Donald Whyte MacLeary (born 22 August 1937) is a retired British ballet dancer, a former principal dancer and a ballet master with the Royal Ballet, where he was a member of the company for 48 years.

Born in Glasgow, Donald MacLeary studied with Sheila Ross from 1950 to 1951 and at the Sadler's Wells Ballet School. He joined Sadler's Wells Theatre Ballet in 1954. In 1955, he was promoted to soloist.
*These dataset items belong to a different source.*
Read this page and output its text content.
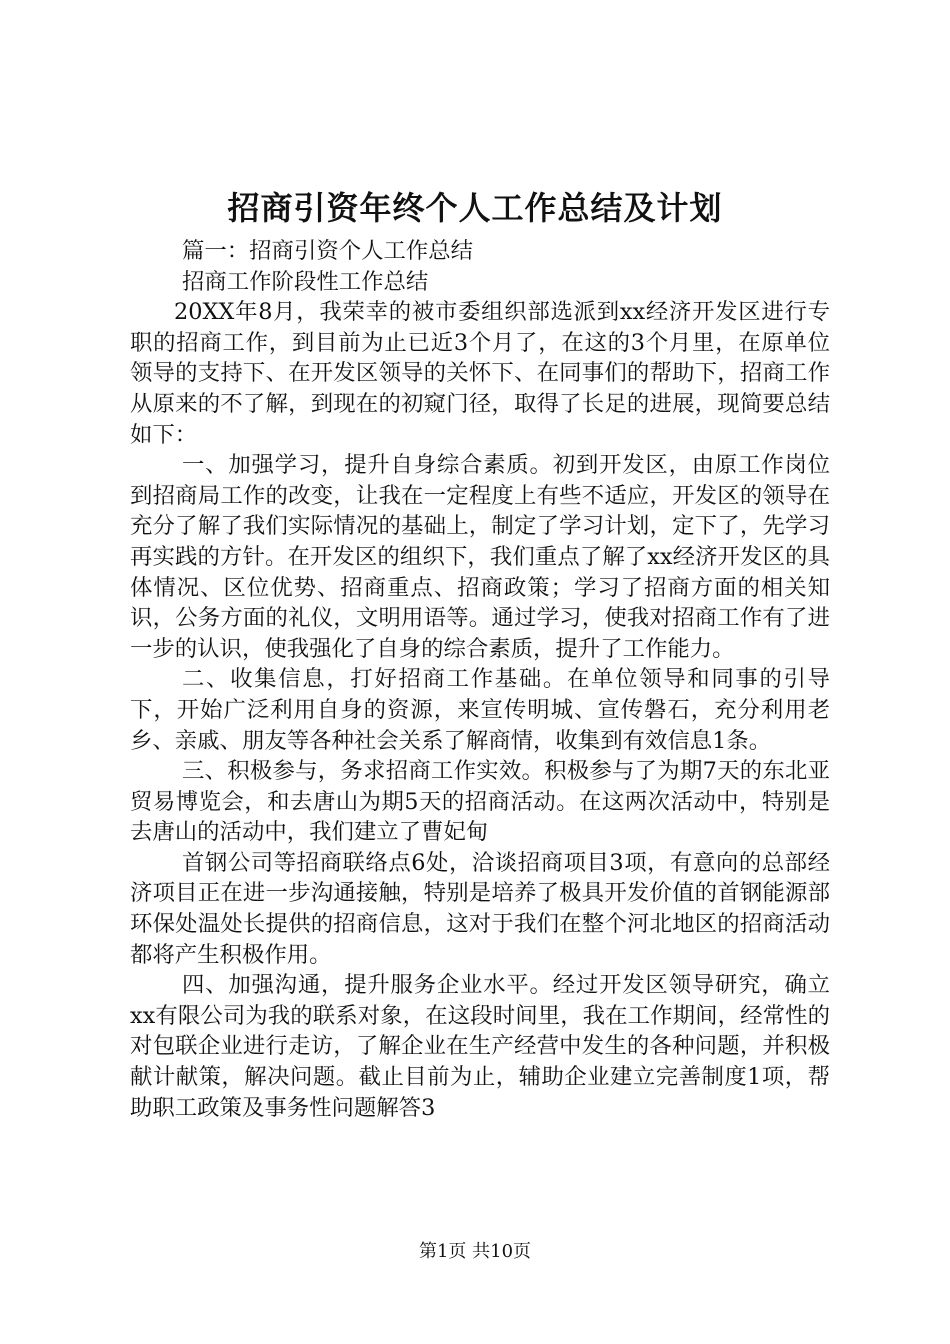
招商引资年终个人工作总结及计划

篇一：招商引资个人工作总结

招商工作阶段性工作总结

20XX年8月，我荣幸的被市委组织部选派到xx经济开发区进行专职的招商工作，到目前为止已近3个月了，在这的3个月里，在原单位领导的支持下、在开发区领导的关怀下、在同事们的帮助下，招商工作从原来的不了解，到现在的初窥门径，取得了长足的进展，现简要总结如下：

一、加强学习，提升自身综合素质。初到开发区，由原工作岗位到招商局工作的改变，让我在一定程度上有些不适应，开发区的领导在充分了解了我们实际情况的基础上，制定了学习计划，定下了，先学习再实践的方针。在开发区的组织下，我们重点了解了xx经济开发区的具体情况、区位优势、招商重点、招商政策；学习了招商方面的相关知识，公务方面的礼仪，文明用语等。通过学习，使我对招商工作有了进一步的认识，使我强化了自身的综合素质，提升了工作能力。

二、收集信息，打好招商工作基础。在单位领导和同事的引导下，开始广泛利用自身的资源，来宣传明城、宣传磐石，充分利用老乡、亲戚、朋友等各种社会关系了解商情，收集到有效信息1条。

三、积极参与，务求招商工作实效。积极参与了为期7天的东北亚贸易博览会，和去唐山为期5天的招商活动。在这两次活动中，特别是去唐山的活动中，我们建立了曹妃甸

首钢公司等招商联络点6处，洽谈招商项目3项，有意向的总部经济项目正在进一步沟通接触，特别是培养了极具开发价值的首钢能源部环保处温处长提供的招商信息，这对于我们在整个河北地区的招商活动都将产生积极作用。

四、加强沟通，提升服务企业水平。经过开发区领导研究，确立xx有限公司为我的联系对象，在这段时间里，我在工作期间，经常性的对包联企业进行走访，了解企业在生产经营中发生的各种问题，并积极献计献策，解决问题。截止目前为止，辅助企业建立完善制度1项，帮助职工政策及事务性问题解答3

第1页 共10页
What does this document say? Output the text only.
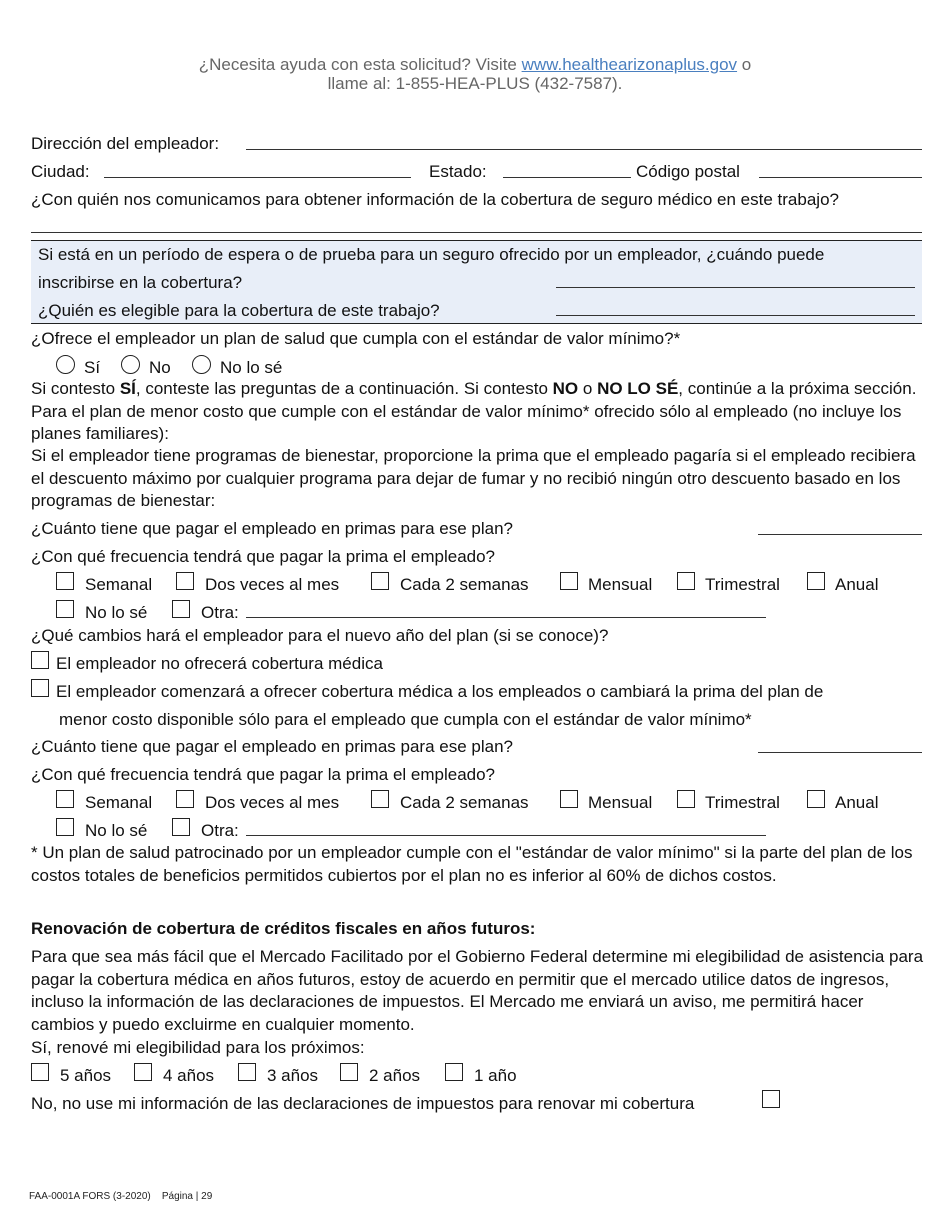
¿Necesita ayuda con esta solicitud? Visite www.healthearizonaplus.gov o
llame al: 1-855-HEA-PLUS (432-7587).
Dirección del empleador:
Ciudad:	Estado:	Código postal
¿Con quién nos comunicamos para obtener información de la cobertura de seguro médico en este trabajo?
Si está en un período de espera o de prueba para un seguro ofrecido por un empleador, ¿cuándo puede
inscribirse en la cobertura?
¿Quién es elegible para la cobertura de este trabajo?
¿Ofrece el empleador un plan de salud que cumpla con el estándar de valor mínimo?*
Sí	No	No lo sé
Si contesto SÍ, conteste las preguntas de a continuación. Si contesto NO o NO LO SÉ, continúe a la próxima sección. Para el plan de menor costo que cumple con el estándar de valor mínimo* ofrecido sólo al empleado (no incluye los planes familiares):
Si el empleador tiene programas de bienestar, proporcione la prima que el empleado pagaría si el empleado recibiera el descuento máximo por cualquier programa para dejar de fumar y no recibió ningún otro descuento basado en los programas de bienestar:
¿Cuánto tiene que pagar el empleado en primas para ese plan?
¿Con qué frecuencia tendrá que pagar la prima el empleado?
Semanal	Dos veces al mes	Cada 2 semanas	Mensual	Trimestral	Anual
No lo sé	Otra:
¿Qué cambios hará el empleador para el nuevo año del plan (si se conoce)?
El empleador no ofrecerá cobertura médica
El empleador comenzará a ofrecer cobertura médica a los empleados o cambiará la prima del plan de
menor costo disponible sólo para el empleado que cumpla con el estándar de valor mínimo*
¿Cuánto tiene que pagar el empleado en primas para ese plan?
¿Con qué frecuencia tendrá que pagar la prima el empleado?
Semanal	Dos veces al mes	Cada 2 semanas	Mensual	Trimestral	Anual
No lo sé	Otra:
* Un plan de salud patrocinado por un empleador cumple con el "estándar de valor mínimo" si la parte del plan de los costos totales de beneficios permitidos cubiertos por el plan no es inferior al 60% de dichos costos.
Renovación de cobertura de créditos fiscales en años futuros:
Para que sea más fácil que el Mercado Facilitado por el Gobierno Federal determine mi elegibilidad de asistencia para pagar la cobertura médica en años futuros, estoy de acuerdo en permitir que el mercado utilice datos de ingresos, incluso la información de las declaraciones de impuestos. El Mercado me enviará un aviso, me permitirá hacer cambios y puedo excluirme en cualquier momento.
Sí, renové mi elegibilidad para los próximos:
5 años	4 años	3 años	2 años	1 año
No, no use mi información de las declaraciones de impuestos para renovar mi cobertura
FAA-0001A FORS (3-2020)    Página | 29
In 1959, he became the Royal Ballet's youngest principal dancer, when Svetlana Beriosova requested that he become her regular partner.

According to Encyclopædia Britannica, MacLeary was "noted for his strong finesse and natural romanticism".

MacLeary created roles in:
- Works by John Cranko
  - The Angels (1957)
  - Antigone (1959)
  - Brandenburg 2 & 4 (1966)
- Works by Kenneth MacMillan
  - Solitaire (1956)
  - The Burrow (1958)
  - Baiser de la fée (1960)
  - Diversions (1961)
  - Symphony (1963)
  - Images of Love (1964)
  - Checkpoint (1970)
  - The Poltroon (1972)
  - Elite Syncopations (1974).

MacLeary was ballet master of the Royal Ballet from 1975 or 1976 to 1979 and repetiteur to principal dancers from 1984. MacLeary retired at the end of the 2001/2002 season after 48 years with the Royal Ballet. He was appointed Officer of the Order of the British Empire (OBE) in the 2004 New Year Honours for services to dance.